A invasão da espécie exótica acontece a partir do momento que a espécie encontra ambiente propício para sobreviver e se reproduzir. Os javalis são animais onívoros e se alimentam de raízes, brotos, sementes e pequenos animais, dessa forma, ao chegarem ao Brasil encontraram abundância de milho e principalmente soja encontrada nas lavouras como opções de alimento, estas plantas também são exóticas no país e foram introduzidas com interesse alimentar e comercial, da mesma forma que o javali.

Como já descrito em seu artigo Felipe Pedrosa e colaboradores pontuam que na sua busca por comida, o javali revira, pisoteia o solo e reduz a cobertura vegetal ali presente. Esse hábito causa prejuízos econômicos, mas não se sabe a extensão dos prejuízos que esse hábito pode causar ao solo e a outras plantas. Por andarem em grandes bandos e se alimentarem dos vegetais de sub-bosque nas matas, depredam as plantas jovens, causando danos aos ciclos das florestas. Também ressaltam que além dos prejuízos econômicos causados à agricultura, a pecuária também pode ser afetada, uma vez que o javali pode ser fonte de doenças para outros porcos, prejudicando a produção de carne da carne suína.

Frente a esse cenário de problemas econômicos e ambientais, em 2013 o Instituto Brasileiro do Meio Ambiente e dos Recursos Naturais Renováveis (IBAMA) autorizou a caça monitorada do animal, como medida de controle. A estratégia de controle através da caça é uma medida um tanto questionável considerando que o javali tem como característica grande capacidade de dispersão territorial, como já observado em países como a França e Estados Unidos, onde a caça também é permitida. Em nenhum país onde essa medida foi adotada, houve resultado realmente satisfatório para controlar a invasão. O javali possui também alta taxa de reprodução, na qual podem nascer até dez filhotes por gestação, quepode ocorrer até duas vezes ao ano. Dessa forma, a estratégia de controle através da caça ajuda a reduzir o aumento da população de javalis, mas possivelmente não a erradicar a espécie das áreas invadidas. Como medidas adicionais de controle da população de javalis, o IBAMA suspendeu a instalação de novos criadouros e a importação de novos indivíduos, uma vez que essa foi à fonte inicial de invasão do animal. 
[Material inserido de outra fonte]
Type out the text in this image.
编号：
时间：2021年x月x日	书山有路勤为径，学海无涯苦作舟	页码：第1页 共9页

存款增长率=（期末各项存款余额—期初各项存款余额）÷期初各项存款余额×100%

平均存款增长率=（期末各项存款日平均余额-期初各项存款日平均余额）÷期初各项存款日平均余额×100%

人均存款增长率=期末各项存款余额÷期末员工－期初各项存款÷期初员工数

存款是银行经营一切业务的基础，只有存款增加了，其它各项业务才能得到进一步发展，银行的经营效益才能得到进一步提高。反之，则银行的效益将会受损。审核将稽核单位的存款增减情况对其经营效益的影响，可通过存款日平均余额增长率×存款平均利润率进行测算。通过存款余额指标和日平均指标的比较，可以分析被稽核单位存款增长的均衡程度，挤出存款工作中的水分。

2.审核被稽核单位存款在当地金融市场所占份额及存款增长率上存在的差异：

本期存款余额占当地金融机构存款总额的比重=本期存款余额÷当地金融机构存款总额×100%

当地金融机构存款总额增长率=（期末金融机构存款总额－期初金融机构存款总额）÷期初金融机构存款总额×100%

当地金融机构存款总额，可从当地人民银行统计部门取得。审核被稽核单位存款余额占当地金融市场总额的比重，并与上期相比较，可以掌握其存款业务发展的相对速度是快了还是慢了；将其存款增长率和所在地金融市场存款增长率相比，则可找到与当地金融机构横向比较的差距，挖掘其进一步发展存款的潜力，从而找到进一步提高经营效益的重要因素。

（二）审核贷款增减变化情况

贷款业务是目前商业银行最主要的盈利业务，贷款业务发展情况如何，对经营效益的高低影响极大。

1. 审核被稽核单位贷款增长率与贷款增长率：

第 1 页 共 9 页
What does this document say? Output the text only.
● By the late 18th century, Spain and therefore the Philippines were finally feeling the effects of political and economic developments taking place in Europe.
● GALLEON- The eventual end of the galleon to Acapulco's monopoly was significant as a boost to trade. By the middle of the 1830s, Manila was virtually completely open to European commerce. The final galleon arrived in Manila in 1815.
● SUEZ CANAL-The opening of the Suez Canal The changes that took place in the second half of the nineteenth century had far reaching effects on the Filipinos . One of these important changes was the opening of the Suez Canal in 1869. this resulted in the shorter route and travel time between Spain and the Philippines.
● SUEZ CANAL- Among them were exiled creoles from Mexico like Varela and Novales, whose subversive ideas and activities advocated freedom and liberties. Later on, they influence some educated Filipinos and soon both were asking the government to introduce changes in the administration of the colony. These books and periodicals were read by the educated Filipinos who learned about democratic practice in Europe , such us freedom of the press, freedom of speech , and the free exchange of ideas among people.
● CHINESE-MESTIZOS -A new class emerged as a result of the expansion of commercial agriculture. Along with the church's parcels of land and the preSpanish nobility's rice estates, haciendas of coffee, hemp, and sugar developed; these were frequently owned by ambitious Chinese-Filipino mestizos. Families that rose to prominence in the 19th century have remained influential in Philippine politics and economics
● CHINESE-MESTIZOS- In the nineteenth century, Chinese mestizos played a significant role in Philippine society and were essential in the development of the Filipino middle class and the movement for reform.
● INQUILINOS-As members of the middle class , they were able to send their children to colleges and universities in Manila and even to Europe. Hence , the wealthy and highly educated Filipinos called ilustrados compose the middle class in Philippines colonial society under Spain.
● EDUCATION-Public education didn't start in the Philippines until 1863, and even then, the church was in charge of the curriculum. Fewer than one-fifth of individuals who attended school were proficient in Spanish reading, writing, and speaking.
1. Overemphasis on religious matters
Cabe-nos, então, alimentar as pesquisas para elaboração de procedimentos para controlarmos não só os javalis, mas todas as espécies exóticas que ameaçam nossos sistemas ecológicos. A introdução de espécies invasoras é um fenômeno que ocorre há muitos anos e de diversas formas. Entretanto, conhecendo-se atualmente seu conhece seu impacto nos ecossistemas,medidas preventivas são necessárias para que não ocorram novas dispersões.